Jake Sheridan, Katherine Rosenberg-Douglas, Gregory Pratt, Rosemary Sobol, Jeremy Gorner, Megan Crepeau, Annie Sweeney and Kinsey Crowley, Chicago Tribune on

Published in News & Features

CHICAGO — On an idyllic summer morning, from a rooftop high above the Highland Park Independence Day parade, a gunman aimed down at the floats and lawn chairs and strollers and opened fire.

Members of the high school marching band sprinted for their lives, still carrying their flutes and saxophones. Bystanders scooped up young children and fled. In all, six people were killed and some two dozen others were injured, either by rifle fire or in the stampede away from the scene. The victims ranged in age from 8 to 85.

It was the Fourth of July, and the affluent Chicago suburb of Highland Park became the latest American community to be terrorized by a mass shooting.

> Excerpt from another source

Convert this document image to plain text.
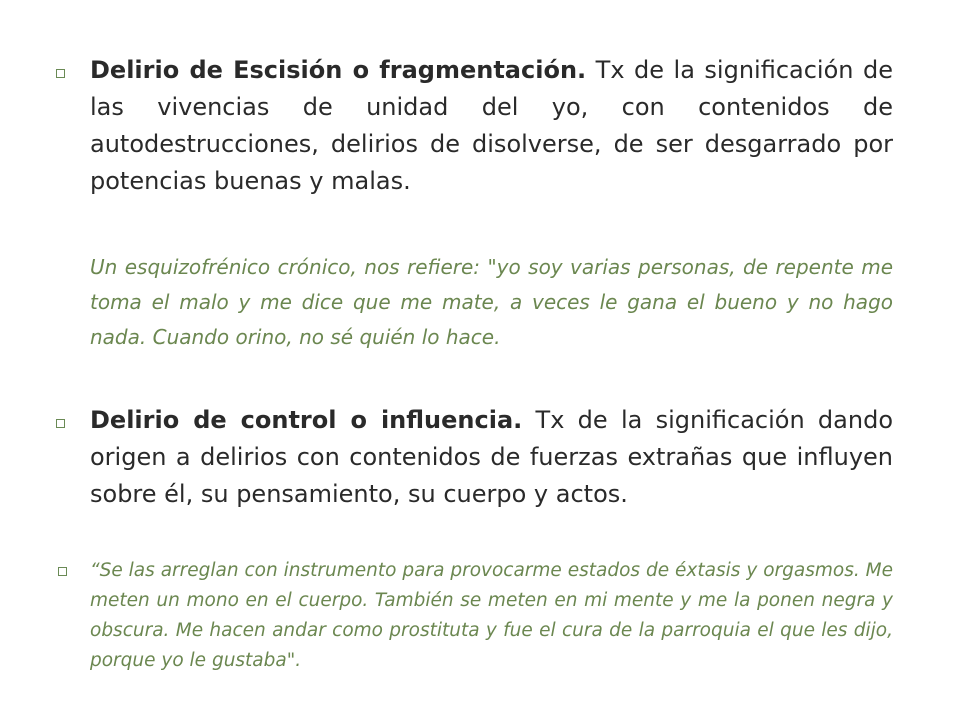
Delirio de Escisión o fragmentación. Tx de la significación de las vivencias de unidad del yo, con contenidos de autodestrucciones, delirios de disolverse, de ser desgarrado por potencias buenas y malas.

Un esquizofrénico crónico, nos refiere: "yo soy varias personas, de repente me toma el malo y me dice que me mate, a veces le gana el bueno y no hago nada. Cuando orino, no sé quién lo hace.

Delirio de control o influencia. Tx de la significación dando origen a delirios con contenidos de fuerzas extrañas que influyen sobre él, su pensamiento, su cuerpo y actos.

“Se las arreglan con instrumento para provocarme estados de éxtasis y orgasmos. Me meten un mono en el cuerpo. También se meten en mi mente y me la ponen negra y obscura. Me hacen andar como prostituta y fue el cura de la parroquia el que les dijo, porque yo le gustaba".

For hours after the attack, officers searched building by building near the parade route, which was littered with belongings abandoned in the chaos: A double stroller. Balloons. Bikes. Pacifiers. Sandals. A hat printed with stars and stripes.

After an hourslong manhunt, authorities arrested 22-year-old Robert “Bobby” Crimo III on Monday evening. North Chicago police spotted him and gave chase; he was ultimately arrested without incident in Lake Forest, according to the Highland Park police chief. He was returned to Highland Park as the investigation continued.

While police recovered a rifle from the scene, and federal authorities are performing a trace to try to determine its origin, the attacker was being considered armed and dangerous throughout the search, authorities said.

 

Howard Prager was playing his tuba aboard a float with six other musicians from the Maxwell Street Klezmer Band, entertaining the crowd with freilach — a “joyous” type of Jewish music.

The piano player was the first to notice everyone scatter. Prager thought at first they had spotted a celebrity and were racing over. The band kept playing.

Then he saw the faces of the people running: “panic and scared mode.”

“I am shellshocked by the whole thing,” he said. “I don’t know what was in (the shooter’s) mind that he was so hateful that would cause this type of carnage.”